One of my favourite things about Vancouver is the international food market scene. Some stores I go to because they have the best prices on my go-to pantry staples, and some I frequent for their high-quality fresh meat and seafood. Aburi Market just so happens to have both of those categories covered, which is why I made the trek from the West End to West Van as soon as I heard it was open. I came with high expectations, and I left with my newest market obsession.
Credit: Huy Tran
Brought to you by team behind the award-winning restaurants Miku and Minami, Aburi Market is a high-end Japanese market that serves up next level ready-to-eat food, exclusive imported goods and some pretty stunning tableware.
This might be the one time it’s good to shop hungry, because this 4,000 square-foot space is home to a bunch of fresh food stations. As you enter, a dessert station sits directly to your right and features treats imported from Japan as well as baked goods from Yama Café. While all the desserts are delicate beauties, the roll cake (made with plant-based cream) won my heart. I can see future me picking up the full-sized version for a quickie dessert that looks super impressive (for a summer barbecue perhaps?)
Credit: Leslie Seto
Next up is the sliced-to-order Iwate A5 wagyu section. Yes, there’s a full section of the market dedicated to wagyu. If you’re a wagyu fan, then you know that Iwate A5 wagyu is the best of the best. Known as the pinnacle of Japanese beef, it is imported directly from the Iwate prefecture in Japan and has won top prize at the Tokyo Meat Market 11 times. A5 is the highest grade given to wagyu beef and based on the buttery texture (due to the high marbling) and umami flavour, I can see why. This beef melts in your mouth with just enough bite. Yes, this is definitely a splurge item, but Aburi is one of the only places you can purchase such a good steak in Vancouver.
A close-up view of the Iwate A5 Wagyu.
Credit: Leslie Seto
Next to the wagyu counter is a large sushi section where you can watch the chefs slice, prepare and torch sushi. All of the sushi creations are then housed in their grab-and-go section for ease (no ordering or waiting necessary). If you’ve been to Miku or Minami then you know that the quality of sushi is high, and this is an easy quick lunch or dinner option. The ready-to-eat section doesn’t stop with sushi though – they have a pretty awesome make-your-own ramen station where you can choose your broth, noodles and toppings (the single ajitsuke tamago was definitely my fave touch) which all come pre-bagged and ready to heat and eat at home. There are also a bunch of bento boxes and bowls (think chicken karaage with rice and veggies) and house-made onigiri filled with toppings like octopus and oysters. This is all to say, if you shop hungry you will find something pretty darn tasty to eat ASAP.

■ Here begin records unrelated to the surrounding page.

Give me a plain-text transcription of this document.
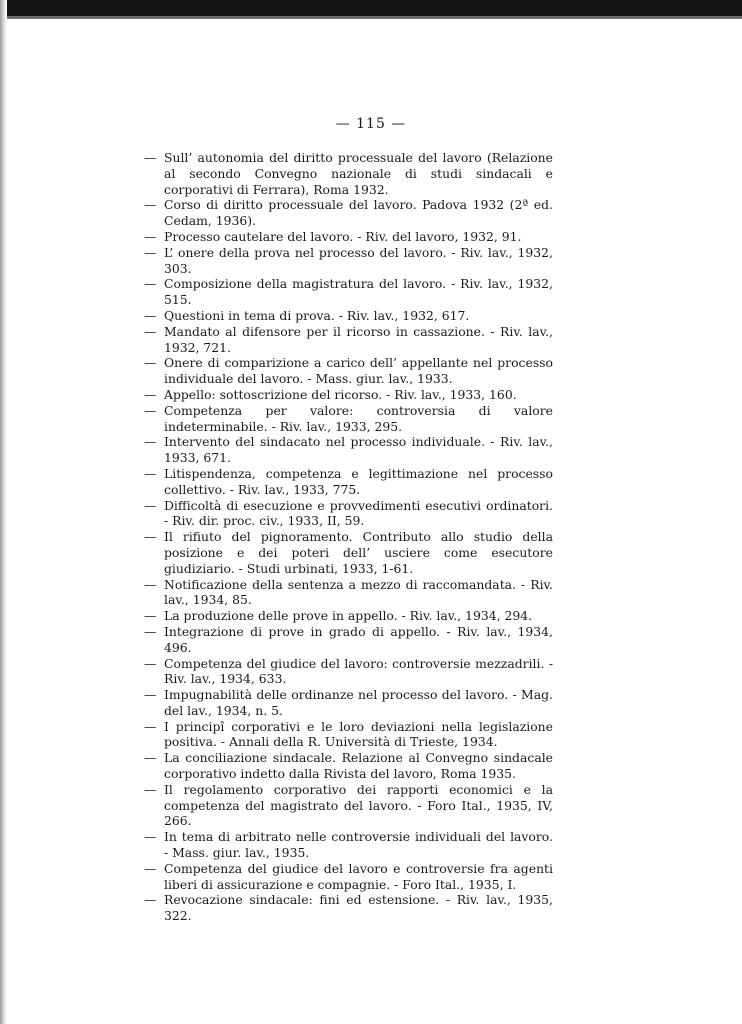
— 115 —
— Sull’ autonomia del diritto processuale del lavoro (Relazione al secondo Convegno nazionale di studi sindacali e corporativi di Ferrara), Roma 1932.
— Corso di diritto processuale del lavoro. Padova 1932 (2ª ed. Cedam, 1936).
— Processo cautelare del lavoro. - Riv. del lavoro, 1932, 91.
— L’ onere della prova nel processo del lavoro. - Riv. lav., 1932, 303.
— Composizione della magistratura del lavoro. - Riv. lav., 1932, 515.
— Questioni in tema di prova. - Riv. lav., 1932, 617.
— Mandato al difensore per il ricorso in cassazione. - Riv. lav., 1932, 721.
— Onere di comparizione a carico dell’ appellante nel processo individuale del lavoro. - Mass. giur. lav., 1933.
— Appello: sottoscrizione del ricorso. - Riv. lav., 1933, 160.
— Competenza per valore: controversia di valore indeterminabile. - Riv. lav., 1933, 295.
— Intervento del sindacato nel processo individuale. - Riv. lav., 1933, 671.
— Litispendenza, competenza e legittimazione nel processo collettivo. - Riv. lav., 1933, 775.
— Difficoltà di esecuzione e provvedimenti esecutivi ordinatori. - Riv. dir. proc. civ., 1933, II, 59.
— Il rifiuto del pignoramento. Contributo allo studio della posizione e dei poteri dell’ usciere come esecutore giudiziario. - Studi urbinati, 1933, 1-61.
— Notificazione della sentenza a mezzo di raccomandata. - Riv. lav., 1934, 85.
— La produzione delle prove in appello. - Riv. lav., 1934, 294.
— Integrazione di prove in grado di appello. - Riv. lav., 1934, 496.
— Competenza del giudice del lavoro: controversie mezzadrili. - Riv. lav., 1934, 633.
— Impugnabilità delle ordinanze nel processo del lavoro. - Mag. del lav., 1934, n. 5.
— I principî corporativi e le loro deviazioni nella legislazione positiva. - Annali della R. Università di Trieste, 1934.
— La conciliazione sindacale. Relazione al Convegno sindacale corporativo indetto dalla Rivista del lavoro, Roma 1935.
— Il regolamento corporativo dei rapporti economici e la competenza del magistrato del lavoro. - Foro Ital., 1935, IV, 266.
— In tema di arbitrato nelle controversie individuali del lavoro. - Mass. giur. lav., 1935.
— Competenza del giudice del lavoro e controversie fra agenti liberi di assicurazione e compagnie. - Foro Ital., 1935, I.
— Revocazione sindacale: fini ed estensione. - Riv. lav., 1935, 322.
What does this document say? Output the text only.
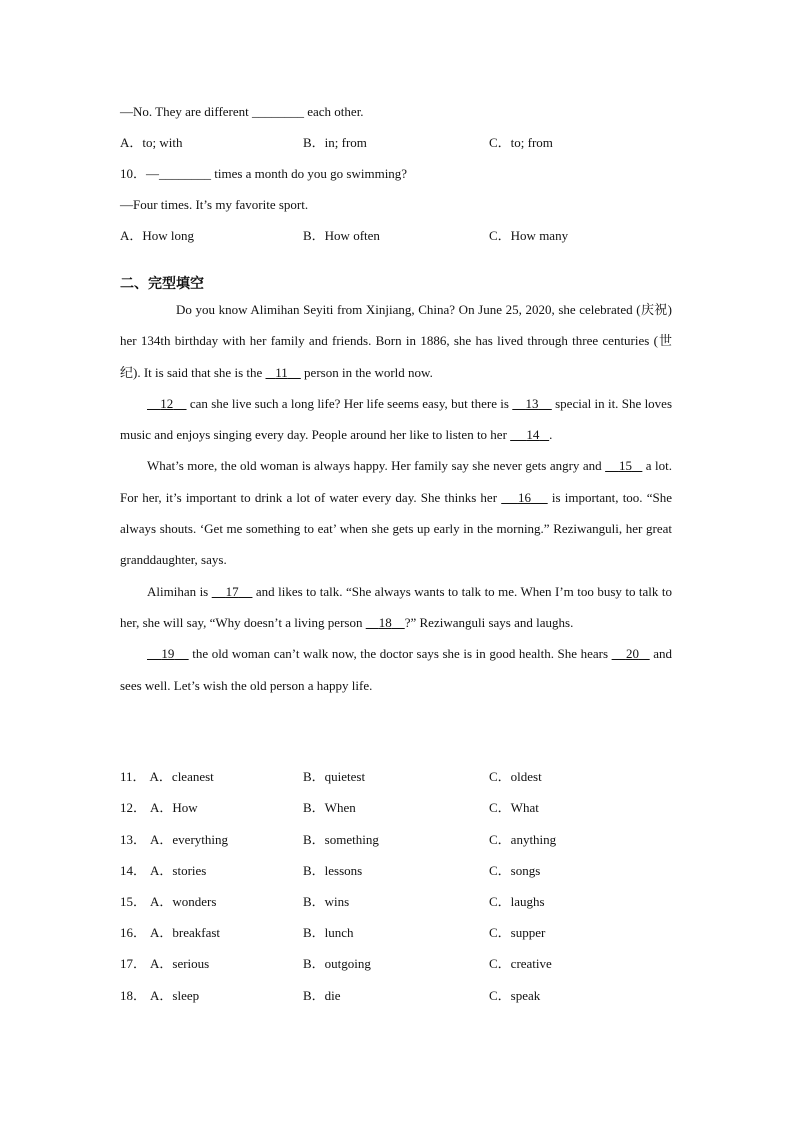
—No. They are different ________ each other.
A．to; with	B．in; from	C．to; from
10．—________ times a month do you go swimming?
—Four times. It’s my favorite sport.
A．How long	B．How often	C．How many
二、完型填空

Do you know Alimihan Seyiti from Xinjiang, China? On June 25, 2020, she celebrated (庆祝) her 134th birthday with her family and friends. Born in 1886, she has lived through three centuries (世纪). It is said that she is the    11     person in the world now.

12     can she live such a long life? Her life seems easy, but there is     13     special in it. She loves music and enjoys singing every day. People around her like to listen to her      14 .

What’s more, the old woman is always happy. Her family say she never gets angry and     15    a lot. For her, it’s important to drink a lot of water every day. She thinks her     16     is important, too. “She always shouts. ‘Get me something to eat’ when she gets up early in the morning.” Reziwanguli, her great granddaughter, says.

Alimihan is     17     and likes to talk. “She always wants to talk to me. When I’m too busy to talk to her, she will say, “Why doesn’t a living person     18 ?” Reziwanguli says and laughs.

19     the old woman can’t walk now, the doctor says she is in good health. She hears     20    and sees well. Let’s wish the old person a happy life.

11． A．cleanest	B．quietest	C．oldest
12． A．How	B．When	C．What
13． A．everything	B．something	C．anything
14． A．stories	B．lessons	C．songs
15． A．wonders	B．wins	C．laughs
16． A．breakfast	B．lunch	C．supper
17． A．serious	B．outgoing	C．creative
18． A．sleep	B．die	C．speak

The single ajituske tamago, ideal for your at-home ramen creation.
Just a portion of the huge drink selection available at Aburi Market (Credit: Leslie Seto)
If you’re looking to prep a meal rather than eat right away, then you’ll probably be pretty excited about the frozen section, which hides good finds like frozen Hamachi blocks, pre-marinated fish and ramen kits for four. Also available in the frozen section are a bunch of desserts, like cult fave Melona bars and a wide selection of Castella cakes.
Aburi also rocks a mean selection of imported goods. From saucy staples you know and love (think Kewpie or Bulldog) to the best rice crackers I’ve ever had (Senbei Brothers, seriously run don’t walk), to tempura mixes and buckwheat noodles – all the items to build your elevated Japanese pantry are available.
These are the rice crackers in question!
Credit: Leslie Seto
Aburi is first and foremost a food market, but their homeware selection was the secret winner in my eyes. There's tea sets and tiny bowls decorated with delicate designs, and the items feel like keepsakes that you almost want to keep on display rather than use. However, as an owner of a brand new ramen bowl I can tell you–it quickly became the best and most-used bowl in my house. The store itself is super browsable (if you’re into that sort of thing) so that even if you come without a plan, you’re likely going to leave with something exciting to eat and perhaps a fancy new plate to eat it on. If you’re like me, it means shamelessly dummying a bag of rice crackers in the car.